“WORKING CLASS HEROES” DI MILOŠ PUŠIĆ

In occasione del suo terzo lungometraggio, scelto come film d’apertura della terza edizione dei JOB FILM DAYS, Miloš Pušić narra, tra il serio e il faceto, una storia che si nutre di una messa scena cangiante e imprevedibile per mostrare la mancanza di tutele e diritti dei lavoratori in Serbia. Working Class Heroes racconta di un gruppo di operai edili alle prese con il completamento di un edificio in un clima di illegalità e corruzione. La società di costruzioni però li ha ingaggiati principalmente per far finta di lavorare, per convincere gli investitori, attraverso l’immagine distorta della televisione, della bontà del progetto. Il cantiere diventa quindi un set che alimenta il sogno, ormai marcio fino al midollo, della possibilità di convivere con queste condizioni.

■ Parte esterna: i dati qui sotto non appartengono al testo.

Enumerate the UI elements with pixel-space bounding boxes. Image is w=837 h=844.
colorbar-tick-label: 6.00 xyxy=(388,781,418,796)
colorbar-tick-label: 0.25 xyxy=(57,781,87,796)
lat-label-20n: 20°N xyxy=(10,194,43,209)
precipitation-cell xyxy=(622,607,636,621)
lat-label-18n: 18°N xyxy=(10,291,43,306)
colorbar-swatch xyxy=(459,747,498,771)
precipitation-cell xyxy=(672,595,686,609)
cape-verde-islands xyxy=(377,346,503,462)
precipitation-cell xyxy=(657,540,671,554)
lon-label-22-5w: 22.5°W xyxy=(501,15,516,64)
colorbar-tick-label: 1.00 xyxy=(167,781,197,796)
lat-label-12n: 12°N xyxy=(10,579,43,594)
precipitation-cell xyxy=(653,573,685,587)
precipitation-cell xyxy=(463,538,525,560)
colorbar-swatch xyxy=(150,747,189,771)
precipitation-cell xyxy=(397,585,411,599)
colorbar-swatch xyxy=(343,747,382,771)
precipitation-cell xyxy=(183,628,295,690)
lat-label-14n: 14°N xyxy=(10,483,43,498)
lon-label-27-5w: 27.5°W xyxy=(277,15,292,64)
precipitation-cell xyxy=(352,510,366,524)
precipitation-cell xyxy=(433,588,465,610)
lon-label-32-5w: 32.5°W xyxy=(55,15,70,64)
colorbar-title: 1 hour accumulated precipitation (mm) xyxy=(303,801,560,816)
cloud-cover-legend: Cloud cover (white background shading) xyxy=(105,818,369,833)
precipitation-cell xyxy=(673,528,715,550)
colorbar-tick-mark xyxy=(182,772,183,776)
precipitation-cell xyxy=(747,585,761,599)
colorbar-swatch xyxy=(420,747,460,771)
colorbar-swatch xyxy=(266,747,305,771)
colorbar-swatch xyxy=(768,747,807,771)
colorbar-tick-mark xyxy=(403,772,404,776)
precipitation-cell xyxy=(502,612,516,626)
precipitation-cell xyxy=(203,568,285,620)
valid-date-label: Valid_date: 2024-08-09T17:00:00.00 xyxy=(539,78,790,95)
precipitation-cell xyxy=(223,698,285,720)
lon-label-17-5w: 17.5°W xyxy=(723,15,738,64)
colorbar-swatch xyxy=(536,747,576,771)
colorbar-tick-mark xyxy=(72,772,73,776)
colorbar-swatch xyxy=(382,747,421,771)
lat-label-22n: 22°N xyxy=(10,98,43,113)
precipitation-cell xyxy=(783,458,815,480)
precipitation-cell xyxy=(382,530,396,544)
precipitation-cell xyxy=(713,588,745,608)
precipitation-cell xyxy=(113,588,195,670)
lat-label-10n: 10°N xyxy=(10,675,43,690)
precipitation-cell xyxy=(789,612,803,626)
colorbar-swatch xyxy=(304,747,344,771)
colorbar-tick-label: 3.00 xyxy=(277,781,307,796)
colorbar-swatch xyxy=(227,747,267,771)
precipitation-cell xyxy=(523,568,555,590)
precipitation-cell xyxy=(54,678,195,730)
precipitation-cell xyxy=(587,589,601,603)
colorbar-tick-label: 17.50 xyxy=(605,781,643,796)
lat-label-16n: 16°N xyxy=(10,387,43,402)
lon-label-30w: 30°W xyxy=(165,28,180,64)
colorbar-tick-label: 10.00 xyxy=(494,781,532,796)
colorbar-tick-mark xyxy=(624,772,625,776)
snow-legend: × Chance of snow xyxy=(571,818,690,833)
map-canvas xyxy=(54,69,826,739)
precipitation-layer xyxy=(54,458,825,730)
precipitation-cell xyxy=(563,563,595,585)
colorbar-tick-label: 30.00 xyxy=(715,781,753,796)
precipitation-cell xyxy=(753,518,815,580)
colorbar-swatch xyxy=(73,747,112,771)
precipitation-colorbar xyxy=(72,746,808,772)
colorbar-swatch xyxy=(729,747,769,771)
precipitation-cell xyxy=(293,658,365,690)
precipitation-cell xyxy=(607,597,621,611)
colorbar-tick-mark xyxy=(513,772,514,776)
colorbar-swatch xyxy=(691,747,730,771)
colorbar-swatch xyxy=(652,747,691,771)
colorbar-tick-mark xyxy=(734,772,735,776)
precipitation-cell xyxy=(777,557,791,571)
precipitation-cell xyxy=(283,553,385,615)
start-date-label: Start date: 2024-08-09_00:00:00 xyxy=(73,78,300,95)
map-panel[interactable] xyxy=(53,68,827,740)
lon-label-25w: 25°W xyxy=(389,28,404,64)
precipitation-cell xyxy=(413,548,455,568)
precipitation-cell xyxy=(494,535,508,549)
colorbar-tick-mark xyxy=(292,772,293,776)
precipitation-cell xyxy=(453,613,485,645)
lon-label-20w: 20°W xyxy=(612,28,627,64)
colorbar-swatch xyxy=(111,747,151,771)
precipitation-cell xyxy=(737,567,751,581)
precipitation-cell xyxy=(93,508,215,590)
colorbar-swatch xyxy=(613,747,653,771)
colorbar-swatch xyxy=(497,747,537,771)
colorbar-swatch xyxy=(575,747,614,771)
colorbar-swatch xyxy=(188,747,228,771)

«Nemmeno a Hollywood». Braco (Predrag Momčilović) il regista-capocantiere lo dice così spesso da cominciare quasi a crederci. Esattamente come Lidija (Jasna Đuričić), PR-produttrice di questo film low-budget, la quale, nonostante sappia benissimo che la situazione è completamente diversa da quella tutta rose e fiori dipinta dalla televisione locale, si autoconvince di essere costretta a perpetuare questa truffa. Anche gli operai-attori entrano in parte, il “Professore” (Boris Isaković), chiamato così per essere l’unico in possesso di un diploma, si persuade di essere uno dei protagonisti dei film di Capra interpretati da Gary Cooper, talmente pieno di umanità e di arguzia da riuscire a infondere nei suoi compagni la speranza necessaria per andare avanti. Questo immotivato ottimismo contagia anche il giovane collega Mali (Stefan Beronja), a un passo dal coronamento di una love story tanto semplice e ingenua da essere possibile solo in un film hollywoodiano.

Miloš Pušić sapientemente costruisce il miraggio facendo vivere gli operai esclusivamente all’interno di questo concretissimo non-luogo, mettendoli in posa davanti ai muri, fotografandoli come manichini, pupazzi manovrati da chi ha più potere ma persuasi, per poco, di poter dettare le condizioni della loro stessa vita. Ed è al massimo dell’entusiasmo che questa fantasia viene distrutta, curiosamente, con lo stesso strumento utilizzato da Tarantino nella sua ultima pellicola per raggiungere l’effetto opposto, ovvero la violenza esplicita. Se in C’era una volta a… Hollywood (2019) essa segnava l’ostentazione della falsità dell’universo tarantiniano, qui invece desta lo spettatore dal sogno, mostrandogli la dura e cruda verità, quella che nessuno vorrebbe vedere, noi in primis, ma anche i personaggi stessi. È proprio Lidija infatti a sfiorare lo sguardo della telecamera, ad avvertire implicitamente, con un’occhiata, che anche lei, a forza di far finta di niente, aveva cominciato a credere che andasse tutto bene, che lavorare in condizioni pessime non fosse peggio di dover stare a stretto contatto con il suo viscido capo (Aleksandar Đurica) e che la Serbia fosse, come testimoniato dal suo indice PIL, in evidente ripresa. In fondo lo dice la TV «It’s not a lie… if you believe it» Miloš Pušić però ci porta nel dietro le quinte della fabbrica dei sogni, a Novi Sad come a Hollywood.